Hans leaned in to object. The committee knew that he had gone north to speak to a group of nationalists and assess the political situation there. But Hitler laid a hand on his arm and gave him a quick shake of his head.
“‘Herr Hitler seems to regard the time as ripe for bringing disunion and schism into our ranks by means of shadowy people behind him, furthering the interests of the Jews and their friends.’”
Hans nearly choked. “You think he was up there consorting with Jews?” he blurted. “Surely, you must be joking. This is Adolf Hitler, remember?”
Drexler barely looked up. “Herr Eckhardt, you will contain yourself or I shall
have the sergeant at arms remove you from this hall. Do I make myself clear?”
Again Adolf reached out and restrained Hans. “Be patient, my friend,” he murmured.
“‘It grows increasingly clear,’” Drexler continued, “‘that Herr Hitler’s purpose is to use the National Socialist Party as a springboard for his own immoral purposes and to seize the leadership in order to force the party onto a different track. This is most clearly shown by an ultimatum that he presented to the party leaders two days ago, in which he demanded that he be given sole and absolute dictatorship of the party, and that the chairman of the party, Herr Anton Drexler, resign forthwith and that the rest of the governing committee be completely dissolved.’”
Hans whirled around. “You really did that?”
Adolf, who still seemed to find this whole thing quite amusing, just shrugged.
Drexler droned on with the charges: Herr Hitler had overstepped his bounds. Herr Hitler was conspiring against the committee. Herr Hitler was not a true National Socialist, but a venal opportunist whose radical views, if not checked, would utterly destroy the party. And on and on. To Hans it sounded like the rantings of a spiteful child.
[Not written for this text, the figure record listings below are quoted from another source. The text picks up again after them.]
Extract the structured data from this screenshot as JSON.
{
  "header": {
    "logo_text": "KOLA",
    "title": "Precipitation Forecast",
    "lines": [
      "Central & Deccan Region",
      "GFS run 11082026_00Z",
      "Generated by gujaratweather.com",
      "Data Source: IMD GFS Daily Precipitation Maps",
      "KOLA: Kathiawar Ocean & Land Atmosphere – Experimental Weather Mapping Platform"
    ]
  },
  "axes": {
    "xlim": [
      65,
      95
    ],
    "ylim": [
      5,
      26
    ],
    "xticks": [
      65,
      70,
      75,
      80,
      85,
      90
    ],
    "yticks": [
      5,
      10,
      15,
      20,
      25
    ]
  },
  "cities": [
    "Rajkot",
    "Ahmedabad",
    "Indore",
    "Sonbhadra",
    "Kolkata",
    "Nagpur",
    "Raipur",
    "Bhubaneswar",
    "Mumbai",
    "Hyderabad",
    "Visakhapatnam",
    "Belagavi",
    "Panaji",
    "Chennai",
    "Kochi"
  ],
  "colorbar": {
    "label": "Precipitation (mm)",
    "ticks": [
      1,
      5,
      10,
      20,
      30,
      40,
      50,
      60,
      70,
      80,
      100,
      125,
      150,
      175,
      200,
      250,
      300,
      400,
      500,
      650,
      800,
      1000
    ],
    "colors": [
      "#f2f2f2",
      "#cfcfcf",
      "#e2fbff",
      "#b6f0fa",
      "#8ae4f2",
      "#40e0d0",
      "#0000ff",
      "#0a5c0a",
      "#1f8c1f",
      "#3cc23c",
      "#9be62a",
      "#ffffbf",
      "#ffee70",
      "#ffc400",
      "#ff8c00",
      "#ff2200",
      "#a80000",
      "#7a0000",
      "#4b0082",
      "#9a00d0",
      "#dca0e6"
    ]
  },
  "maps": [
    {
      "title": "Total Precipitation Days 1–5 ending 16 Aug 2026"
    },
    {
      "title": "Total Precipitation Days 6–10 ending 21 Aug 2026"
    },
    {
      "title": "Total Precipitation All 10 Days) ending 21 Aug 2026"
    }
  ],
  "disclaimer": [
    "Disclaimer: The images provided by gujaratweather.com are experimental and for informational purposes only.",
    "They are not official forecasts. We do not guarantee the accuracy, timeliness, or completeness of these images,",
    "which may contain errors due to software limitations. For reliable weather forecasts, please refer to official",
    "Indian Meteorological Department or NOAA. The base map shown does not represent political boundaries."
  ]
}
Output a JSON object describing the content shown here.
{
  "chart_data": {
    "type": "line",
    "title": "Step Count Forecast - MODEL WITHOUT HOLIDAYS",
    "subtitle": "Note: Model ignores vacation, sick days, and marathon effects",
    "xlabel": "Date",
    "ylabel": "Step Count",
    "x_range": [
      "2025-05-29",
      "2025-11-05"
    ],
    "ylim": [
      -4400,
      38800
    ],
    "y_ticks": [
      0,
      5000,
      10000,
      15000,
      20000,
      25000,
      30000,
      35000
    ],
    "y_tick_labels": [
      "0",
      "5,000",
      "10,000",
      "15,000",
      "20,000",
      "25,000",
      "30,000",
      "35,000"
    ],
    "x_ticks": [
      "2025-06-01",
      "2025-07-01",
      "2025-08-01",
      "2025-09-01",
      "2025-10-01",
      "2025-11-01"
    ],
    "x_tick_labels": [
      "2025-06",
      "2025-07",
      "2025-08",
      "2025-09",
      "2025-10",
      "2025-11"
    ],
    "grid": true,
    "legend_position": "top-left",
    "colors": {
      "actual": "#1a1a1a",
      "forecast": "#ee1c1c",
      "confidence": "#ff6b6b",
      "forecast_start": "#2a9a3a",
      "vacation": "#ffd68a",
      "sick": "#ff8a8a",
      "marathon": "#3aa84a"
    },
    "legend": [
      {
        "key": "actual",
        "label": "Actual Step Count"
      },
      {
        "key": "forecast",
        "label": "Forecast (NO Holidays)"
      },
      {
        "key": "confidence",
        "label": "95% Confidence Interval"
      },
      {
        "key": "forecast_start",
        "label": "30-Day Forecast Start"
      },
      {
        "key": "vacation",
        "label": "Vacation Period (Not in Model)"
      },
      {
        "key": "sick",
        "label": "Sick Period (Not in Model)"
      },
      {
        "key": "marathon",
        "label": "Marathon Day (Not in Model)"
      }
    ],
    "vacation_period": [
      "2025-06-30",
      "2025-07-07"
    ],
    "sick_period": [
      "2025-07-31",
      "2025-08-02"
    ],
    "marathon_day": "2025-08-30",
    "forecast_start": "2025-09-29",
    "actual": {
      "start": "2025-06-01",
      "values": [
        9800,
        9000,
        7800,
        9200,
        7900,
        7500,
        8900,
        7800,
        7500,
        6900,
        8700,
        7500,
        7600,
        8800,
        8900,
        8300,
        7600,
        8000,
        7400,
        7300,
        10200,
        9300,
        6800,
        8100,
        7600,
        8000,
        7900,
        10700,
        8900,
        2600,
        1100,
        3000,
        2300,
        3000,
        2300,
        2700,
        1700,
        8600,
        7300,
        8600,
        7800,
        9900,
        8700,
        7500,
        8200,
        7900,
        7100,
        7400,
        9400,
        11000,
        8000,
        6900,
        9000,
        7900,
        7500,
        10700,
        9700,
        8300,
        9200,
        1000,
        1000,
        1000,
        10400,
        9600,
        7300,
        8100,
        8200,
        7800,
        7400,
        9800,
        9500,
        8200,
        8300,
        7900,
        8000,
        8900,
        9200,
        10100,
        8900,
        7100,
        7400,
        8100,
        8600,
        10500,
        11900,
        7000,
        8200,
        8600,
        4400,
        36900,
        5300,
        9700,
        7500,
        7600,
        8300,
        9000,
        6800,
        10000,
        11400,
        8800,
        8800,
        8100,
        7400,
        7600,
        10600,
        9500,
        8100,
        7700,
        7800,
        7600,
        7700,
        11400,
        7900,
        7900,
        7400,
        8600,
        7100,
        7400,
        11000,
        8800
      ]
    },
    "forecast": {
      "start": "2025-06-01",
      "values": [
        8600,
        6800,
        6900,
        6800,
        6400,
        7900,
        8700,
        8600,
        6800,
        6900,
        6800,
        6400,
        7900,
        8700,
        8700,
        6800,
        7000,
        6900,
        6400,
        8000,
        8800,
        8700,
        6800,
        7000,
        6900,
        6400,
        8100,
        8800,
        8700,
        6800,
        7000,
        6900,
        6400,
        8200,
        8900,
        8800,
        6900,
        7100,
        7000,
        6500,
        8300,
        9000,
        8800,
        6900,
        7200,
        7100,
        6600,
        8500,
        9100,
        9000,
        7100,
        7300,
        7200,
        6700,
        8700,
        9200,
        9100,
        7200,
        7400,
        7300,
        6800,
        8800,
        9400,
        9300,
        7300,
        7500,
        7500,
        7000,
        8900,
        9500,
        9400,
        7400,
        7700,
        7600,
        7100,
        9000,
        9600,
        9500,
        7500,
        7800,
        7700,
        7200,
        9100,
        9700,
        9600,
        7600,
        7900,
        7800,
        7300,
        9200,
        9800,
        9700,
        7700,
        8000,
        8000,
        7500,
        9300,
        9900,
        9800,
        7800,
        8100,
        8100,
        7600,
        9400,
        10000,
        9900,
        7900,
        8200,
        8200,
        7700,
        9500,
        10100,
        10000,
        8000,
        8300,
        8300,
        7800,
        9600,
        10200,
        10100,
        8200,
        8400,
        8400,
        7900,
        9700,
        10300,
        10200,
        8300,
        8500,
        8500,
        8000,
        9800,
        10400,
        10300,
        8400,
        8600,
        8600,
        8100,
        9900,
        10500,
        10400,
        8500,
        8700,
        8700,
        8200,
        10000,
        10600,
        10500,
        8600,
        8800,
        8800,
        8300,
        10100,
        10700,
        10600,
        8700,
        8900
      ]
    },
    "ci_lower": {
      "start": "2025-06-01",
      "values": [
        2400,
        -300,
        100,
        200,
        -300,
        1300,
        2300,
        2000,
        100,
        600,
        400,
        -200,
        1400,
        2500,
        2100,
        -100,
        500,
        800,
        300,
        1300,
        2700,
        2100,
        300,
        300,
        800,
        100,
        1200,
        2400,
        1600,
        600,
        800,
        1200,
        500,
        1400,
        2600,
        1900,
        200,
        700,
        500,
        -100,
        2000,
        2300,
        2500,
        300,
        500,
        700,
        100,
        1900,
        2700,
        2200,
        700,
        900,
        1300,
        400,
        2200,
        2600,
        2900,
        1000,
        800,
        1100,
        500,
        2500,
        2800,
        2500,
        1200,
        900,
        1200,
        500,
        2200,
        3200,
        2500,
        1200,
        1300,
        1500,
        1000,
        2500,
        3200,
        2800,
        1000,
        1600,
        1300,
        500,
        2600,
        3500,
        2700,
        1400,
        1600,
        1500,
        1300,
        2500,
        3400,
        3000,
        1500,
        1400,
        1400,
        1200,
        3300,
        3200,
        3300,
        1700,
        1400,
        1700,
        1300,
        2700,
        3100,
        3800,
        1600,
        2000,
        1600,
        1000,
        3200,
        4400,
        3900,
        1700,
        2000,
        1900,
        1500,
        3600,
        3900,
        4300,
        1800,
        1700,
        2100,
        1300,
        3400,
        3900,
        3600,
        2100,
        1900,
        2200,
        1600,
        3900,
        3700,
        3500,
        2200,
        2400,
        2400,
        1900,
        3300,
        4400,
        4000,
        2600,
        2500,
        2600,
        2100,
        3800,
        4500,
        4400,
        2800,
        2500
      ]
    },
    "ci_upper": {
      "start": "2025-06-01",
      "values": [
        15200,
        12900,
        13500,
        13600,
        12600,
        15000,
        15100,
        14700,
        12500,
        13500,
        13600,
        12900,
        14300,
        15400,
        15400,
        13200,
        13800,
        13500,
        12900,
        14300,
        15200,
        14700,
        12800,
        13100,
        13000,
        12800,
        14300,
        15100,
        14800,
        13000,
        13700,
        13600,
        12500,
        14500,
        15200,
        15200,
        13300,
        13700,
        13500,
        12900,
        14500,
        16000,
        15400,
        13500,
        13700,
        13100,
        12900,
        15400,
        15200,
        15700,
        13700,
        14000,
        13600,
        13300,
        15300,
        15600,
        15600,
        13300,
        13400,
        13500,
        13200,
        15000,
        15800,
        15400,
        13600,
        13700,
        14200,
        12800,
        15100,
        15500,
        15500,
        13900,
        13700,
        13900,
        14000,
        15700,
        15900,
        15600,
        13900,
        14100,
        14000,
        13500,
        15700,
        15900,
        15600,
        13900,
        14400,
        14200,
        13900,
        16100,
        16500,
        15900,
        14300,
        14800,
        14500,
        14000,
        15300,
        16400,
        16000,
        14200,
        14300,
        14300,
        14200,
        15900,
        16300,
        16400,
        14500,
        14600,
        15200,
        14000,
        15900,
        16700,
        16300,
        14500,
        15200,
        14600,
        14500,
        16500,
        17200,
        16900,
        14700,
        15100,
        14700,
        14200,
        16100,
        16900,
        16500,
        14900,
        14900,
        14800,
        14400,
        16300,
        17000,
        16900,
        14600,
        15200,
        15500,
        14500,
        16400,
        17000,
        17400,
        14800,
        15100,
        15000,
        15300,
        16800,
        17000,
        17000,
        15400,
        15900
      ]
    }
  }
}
Drexler paused and looked around the room. “Specific charges are then enumerated, which we shall address in a moment. I shall read only the closing paragraph, which is a call to all members of our beloved party. ‘National Socialists. Make up your mind about this man and his character. This is a man who twists every fact to his own purposes. This is a man who carries on his campaign like a Jew. How can you trust him? Make no mistake, fellow party members, Herr Adolf Hitler is a demagogue who is filling your minds with all kinds of tales that are anything but the truth.’”
Again it was all Hans could do to stop from laughing out loud. They were accusing Hitler of being Jew-like? Had they totally lost their minds? Others in the hall were openly sniggering too.